– Если придется, – ответил он.

– В самом деле? Ты готов уничтожить семью этого человека так же, как твой отец, чтобы получить желаемое?

– Он это заслужил, Эмма.

– Майкл – возможно, но заслуживает ли этого Бенджамин Бартлетт? А Мэнди?

– Я сделаю то, что должен. Ты и так это знаешь. Эмма удивилась, услышав в его голосе не гнев, а нежность, словно он готовил ее к тому, что она пока не готова принять. Но она еще не закончила свою борьбу.

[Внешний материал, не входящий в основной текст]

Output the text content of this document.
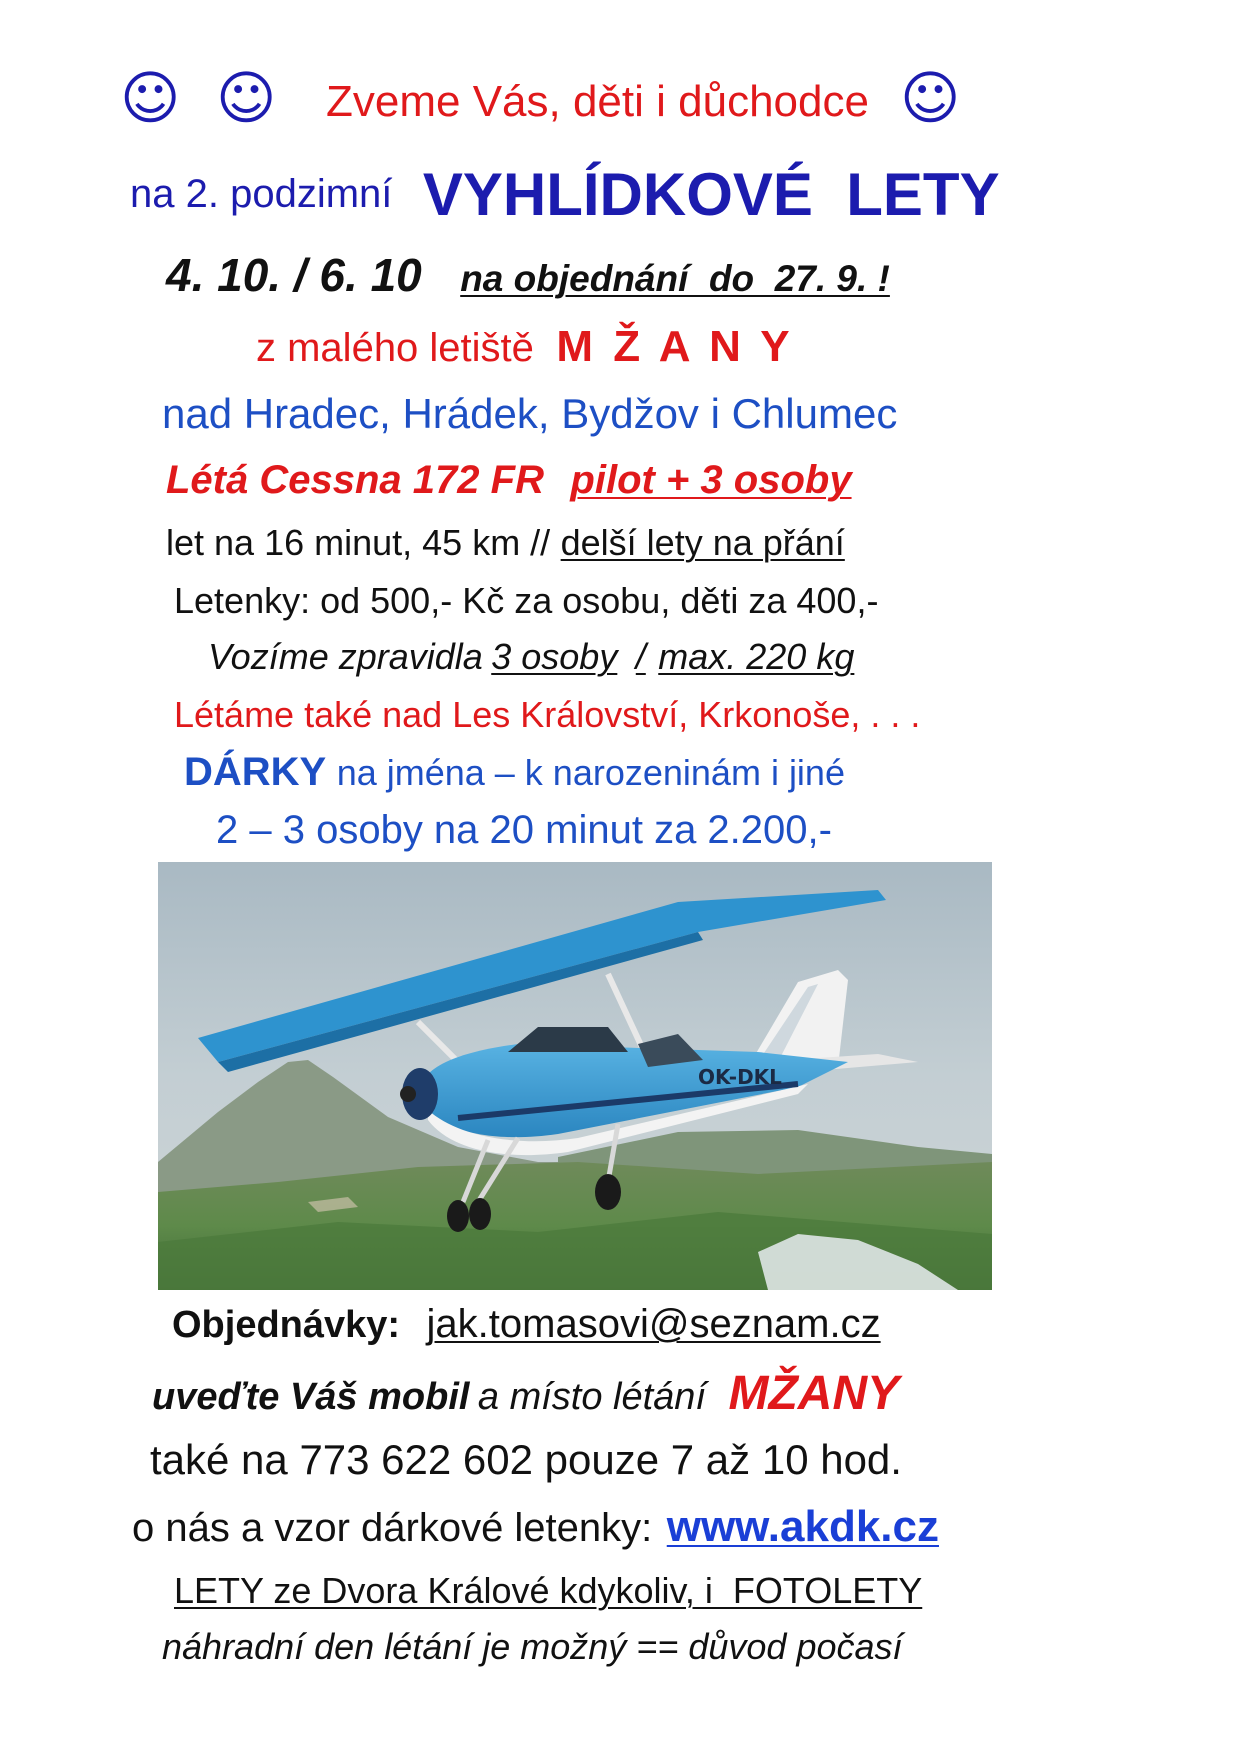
☺ ☺ Zveme Vás, děti i důchodce ☺
na 2. podzimní VYHLÍDKOVÉ  LETY
4. 10. / 6. 10 na objednání  do  27. 9. !
z malého letiště M Ž A N Y
nad Hradec, Hrádek, Bydžov i Chlumec
Létá Cessna 172 FR pilot + 3 osoby
let na 16 minut, 45 km // delší lety na přání
Letenky: od 500,- Kč za osobu, děti za 400,-
Vozíme zpravidla 3 osoby / max. 220 kg
Létáme také nad Les Království, Krkonoše, . . .
DÁRKY na jména – k narozeninám i jiné
2 – 3 osoby na 20 minut za 2.200,-
OK-DKL
Objednávky: jak.tomasovi@seznam.cz
uveďte Váš mobil a místo létání MŽANY
také na 773 622 602 pouze 7 až 10 hod.
o nás a vzor dárkové letenky: www.akdk.cz
LETY ze Dvora Králové kdykoliv, i  FOTOLETY
náhradní den létání je možný == důvod počasí
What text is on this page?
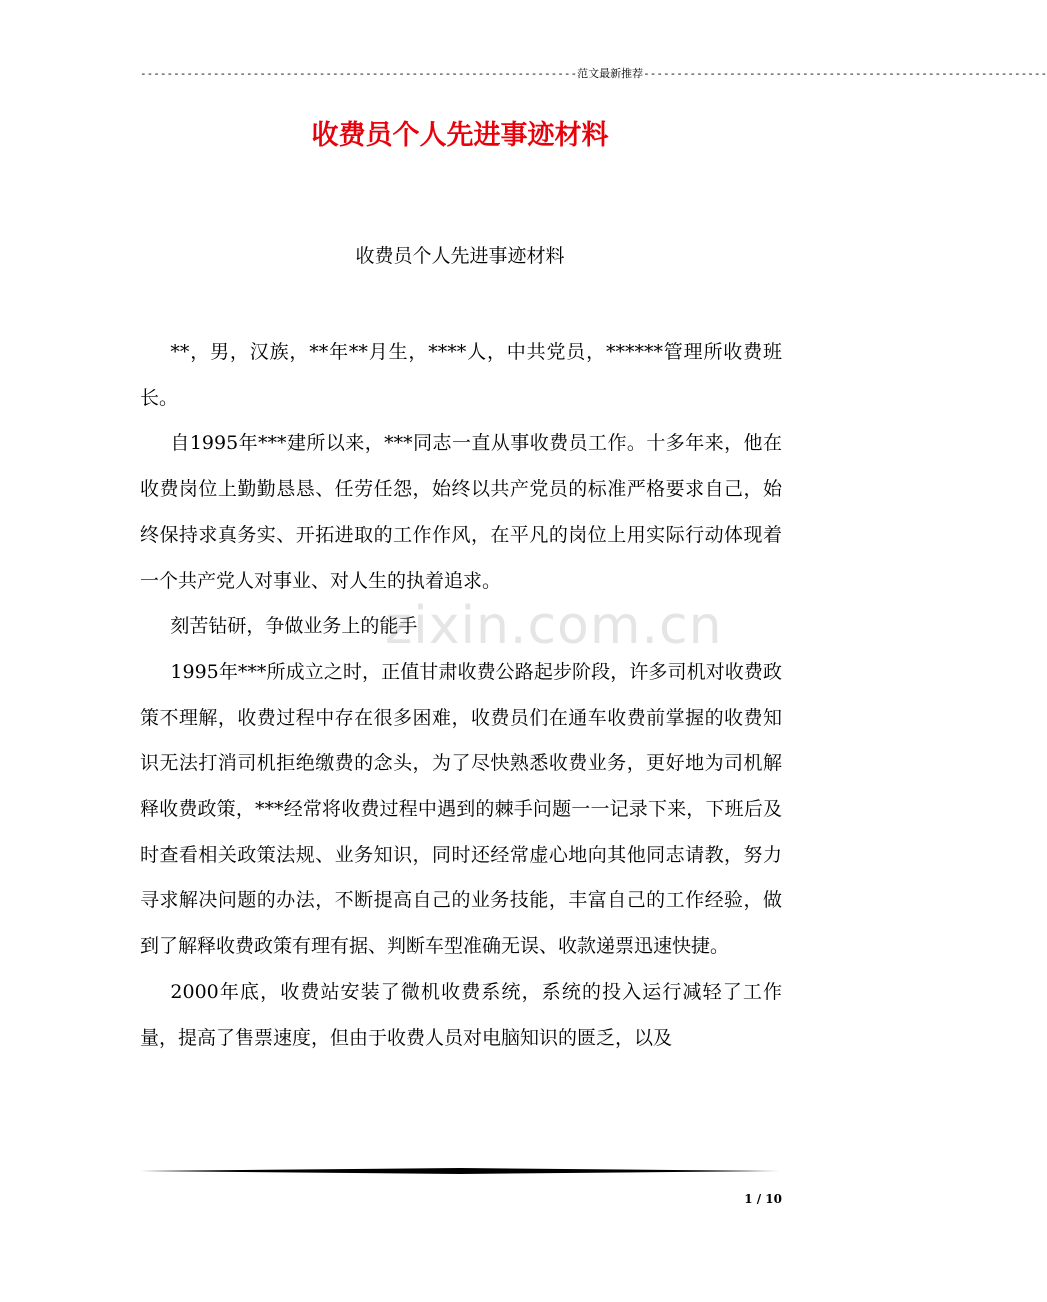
------------------------------------------------------------------范文最新推荐-------------------------------------------------------------
收费员个人先进事迹材料
收费员个人先进事迹材料

**，男，汉族，**年**月生，****人，中共党员，******管理所收费班长。

自1995年***建所以来，***同志一直从事收费员工作。十多年来，他在收费岗位上勤勤恳恳、任劳任怨，始终以共产党员的标准严格要求自己，始终保持求真务实、开拓进取的工作作风，在平凡的岗位上用实际行动体现着一个共产党人对事业、对人生的执着追求。

刻苦钻研，争做业务上的能手

1995年***所成立之时，正值甘肃收费公路起步阶段，许多司机对收费政策不理解，收费过程中存在很多困难，收费员们在通车收费前掌握的收费知识无法打消司机拒绝缴费的念头，为了尽快熟悉收费业务，更好地为司机解释收费政策，***经常将收费过程中遇到的棘手问题一一记录下来，下班后及时查看相关政策法规、业务知识，同时还经常虚心地向其他同志请教，努力寻求解决问题的办法，不断提高自己的业务技能，丰富自己的工作经验，做到了解释收费政策有理有据、判断车型准确无误、收款递票迅速快捷。

2000年底，收费站安装了微机收费系统，系统的投入运行减轻了工作量，提高了售票速度，但由于收费人员对电脑知识的匮乏，以及

zixin.com.cn
1 / 10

– Нет, Антонио, я знаю тебя. Я видела в тебе другого человека вне всепоглощающей ненависти к отцу, вне страха за сестру. Я видела твою любовь к матери и сестре, привязанность к Димитрию и Данилу. Я знаю этого мужчину, и он потрясающий. Но если ты это сделаешь, – она кивнула на папку с досье, – то уничтожишь все то хорошее, что в тебе есть. Не опускайся до уровня Майкла, ты выше этого, Антонио, ты можешь выиграть сделку честно, без шантажа. Я знаю это… потому что люблю тебя.

– Не говори так, Эмма. – Он поднял руку, словно защищаясь от ее слов.

– Почему? Это правда, я люблю тебя. Я люблю того, кем ты на самом деле являешься вне ненависти, которую испытываешь к отцу.

– Эмма, прошу тебя…

– Нет. Ты смог показать мне, что все время после болезни я пряталась. Но я прятала не только свое тело, и ты это прекрасно знаешь. Я пряталась от того, чего по-настоящему хотела, – от любви. И сейчас, когда я почти достигла ее, прошу тебя любить меня и быть достойным моей любви, ты отказываешься от этого?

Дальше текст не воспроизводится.